Kulturstaatsminister Bernd Naumann will Abmahnungen nicht gedeckelt sehen. © Julian Stratenschulte/dpa

Schätzungsweise 4,3 Millionen Menschen in Deutschland haben schon einmal eine kostenpflichtige Abmahnung erhalten, weil sie illegal Musik, Filme, Bücher oder Software kopiert haben.

Die Industrie und die Regierungskoalition aus Union und FDP halten diese Abmahnungen für einen guten und richtigen Weg, den sie noch ausbauen wollen. Opposition und Kritiker solcher Abmahnungen sind hingegen entsetzt. Für sie sind die sogenannten Abmahnwellen spezialisierter Kanzleien ein bedrohlicher Auswuchs der Urheberrechtsdebatte, den es zu bekämpfen gilt. Er bedrohe viele Menschen finanziell, die vergleichsweise geringe Vergehen begangen hätten.

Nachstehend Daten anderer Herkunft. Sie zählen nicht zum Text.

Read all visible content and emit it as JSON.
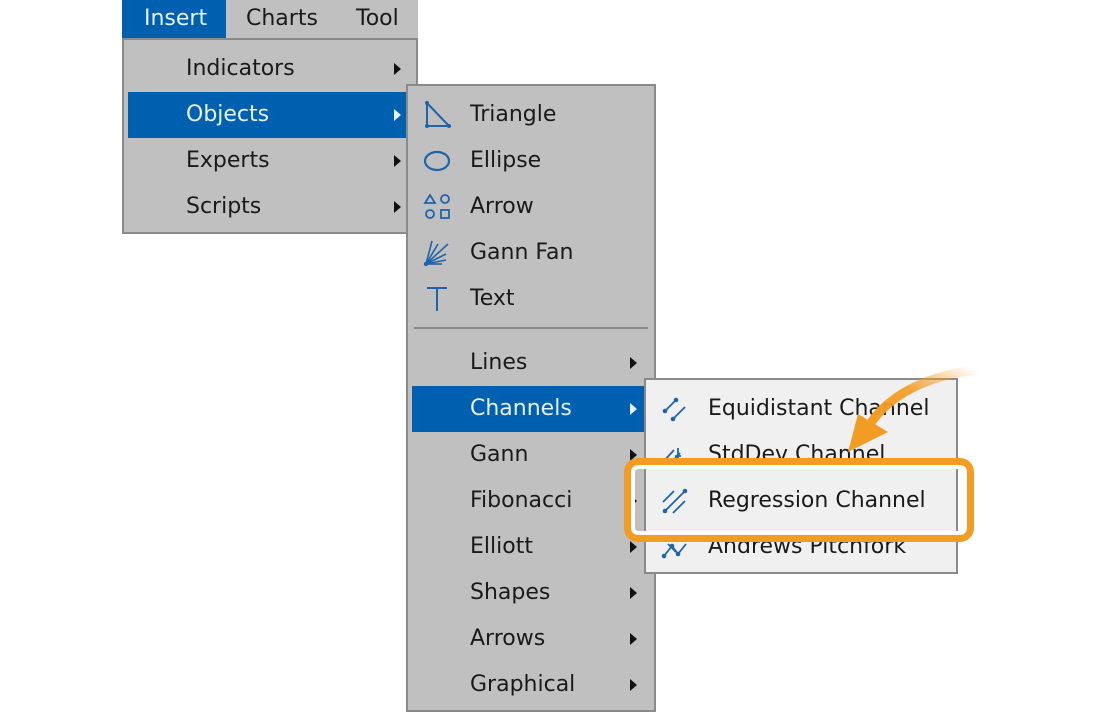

Die Fronten sind offensichtlich: Musik- und andere Verlage sehen in dem Verfahren einen Weg, Kopierer abzuschrecken, die Regierungskoalition folgt ihrer Argumentation. Verbraucherschützer sehen in dem Verfahren ein Geschäftsmodell von Anwälten und finden, diese missbrauchten das Recht zu ihrem Vorteil. Außerdem bestrafe es Täter zu hart. Die Opposition folgt dieser Argumentation.

Maximal 1.000 Euro Streitwert

Dieser Streit war zuletzt bei der Enquete-Kommission des Bundestages zum Thema Internet zu besichtigen. Im Zwischenbericht der Arbeitsgruppe Verbraucherschutz konnten sich die beiden Seiten nicht einigen, ob Abmahnungen begrenzt oder ausgedehnt werden sollten. Nun wird er auf einer anderen Ebene weitergeführt.

Justizministerin Sabine Leutheusser-Schnarrenberger hatte vor einiger Zeit einen Gesetzesentwurf vorbereitet, der die Kosten für Abmahnungen begrenzen sollte. Beispielsweise hieß es in dem Text, dass der Streitwert in einem solchen Verfahren pauschal 1.000 Euro betrage. Das begrenzt die Kosten für den Abgemahnten, da Anwälte somit höchstens 150 Euro Gebühr für das Formulieren des Abmahnbriefes in Rechnung stellen können. Denn die Gebühr der Anwälte richtet sich nach dem Streitwert.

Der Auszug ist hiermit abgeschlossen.